What to do if you want to return the ex
Step 1: Realize exactly what you want to return
Let’s start with the most important thing: think – and what exactly do you want to return when you think about restoring relations? If you say “her love,” that will be a very general answer. Most likely, you want to return very specific things: her care, regular sex, the ability to share your hobbies with someone, help in everyday life, the feeling that they are waiting for you at home … Try to formulate and write down what exactly you received from these relationships even without why are you feeling bad now.
Step 2: Do not try to control others – control yourself
So, when you understand that you were given a relationship with an ex-girlfriend or wife, the next step was to learn how to get it in another way. As long as you associate the receipt of some pleasures with your relationship – you are addicted, and you will not be able to get rid of the desire to return everything. So try to find freedom!
In fact, almost all the advantages of relations with the former you can get without it.
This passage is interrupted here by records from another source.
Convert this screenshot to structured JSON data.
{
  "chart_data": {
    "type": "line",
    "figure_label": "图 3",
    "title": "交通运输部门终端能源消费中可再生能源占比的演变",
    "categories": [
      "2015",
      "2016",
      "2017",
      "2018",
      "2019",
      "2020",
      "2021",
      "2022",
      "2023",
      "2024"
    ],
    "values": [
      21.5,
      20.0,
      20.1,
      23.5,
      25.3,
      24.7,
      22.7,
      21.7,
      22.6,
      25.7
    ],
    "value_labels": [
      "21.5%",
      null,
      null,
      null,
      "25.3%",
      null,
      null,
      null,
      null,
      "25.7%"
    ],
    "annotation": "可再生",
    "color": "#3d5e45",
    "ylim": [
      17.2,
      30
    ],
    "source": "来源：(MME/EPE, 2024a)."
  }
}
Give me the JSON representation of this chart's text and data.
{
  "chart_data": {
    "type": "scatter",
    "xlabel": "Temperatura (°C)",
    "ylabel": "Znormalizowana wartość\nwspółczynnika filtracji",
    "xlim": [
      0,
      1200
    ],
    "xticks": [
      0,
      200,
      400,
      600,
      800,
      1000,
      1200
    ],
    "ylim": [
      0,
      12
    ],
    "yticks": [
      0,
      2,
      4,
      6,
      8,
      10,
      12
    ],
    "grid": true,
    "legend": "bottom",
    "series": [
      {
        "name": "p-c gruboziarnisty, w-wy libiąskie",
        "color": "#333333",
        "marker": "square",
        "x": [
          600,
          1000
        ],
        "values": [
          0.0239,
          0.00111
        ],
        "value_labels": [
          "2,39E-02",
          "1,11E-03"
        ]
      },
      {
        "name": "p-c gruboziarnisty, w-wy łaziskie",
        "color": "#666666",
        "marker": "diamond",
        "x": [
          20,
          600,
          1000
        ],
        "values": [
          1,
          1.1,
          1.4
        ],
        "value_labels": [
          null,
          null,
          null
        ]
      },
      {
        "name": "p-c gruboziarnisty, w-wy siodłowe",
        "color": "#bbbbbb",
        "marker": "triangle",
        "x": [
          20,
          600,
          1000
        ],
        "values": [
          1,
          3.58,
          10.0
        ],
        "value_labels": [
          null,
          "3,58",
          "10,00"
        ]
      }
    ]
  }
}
Care? Learn to take care of yourself (keep in mind when a man can serve himself in everyday life, women tend to take away household chores from him). Communication? Expand your circle of acquaintances, for sure there are many interesting people around. Sex? Take care of your image, learn to flirt – and girls will like you. In other words, start relying on yourself to become independent. Even if in the end the ex decides to return, it will help you start the story “from scratch” and on other conditions.
Step 3: Instead of “freedom from” – “freedom for”
The famous psychologist Erich Fromm proposes to separate such things as “freedom from …” and “freedom for …”. In the first case, we are struggling with something, striving to get rid of something, and as a result, we may be even more attached. So, trying to get rid of thoughts about the former, you will think more and more about her. Trying to meet other girls in order to prove to her that you do not care about your break, you will begin to constantly ask yourself the question “Will she notice, and what will she say?”. Do not drive yourself into this trap.
Therefore, true independence gives only “freedom for” when you seek to open yourself for something new. If you decide to make acquaintance – let it not be “to get rid of thoughts of the former”, but “to pump in communication and flirting.” If you took up your image, do it not for the sake of evaluating it, but for those new opportunities that a good physical shape and appearance will open.
Finally, to summarize, I want to say that the question of whether to return an ex-girlfriend does not make much sense. It is important to regain yourself after the break – control over your life, confidence and the feeling that you are standing firmly on your feet. In this case, you will benefit regardless of whether your relationship is restored.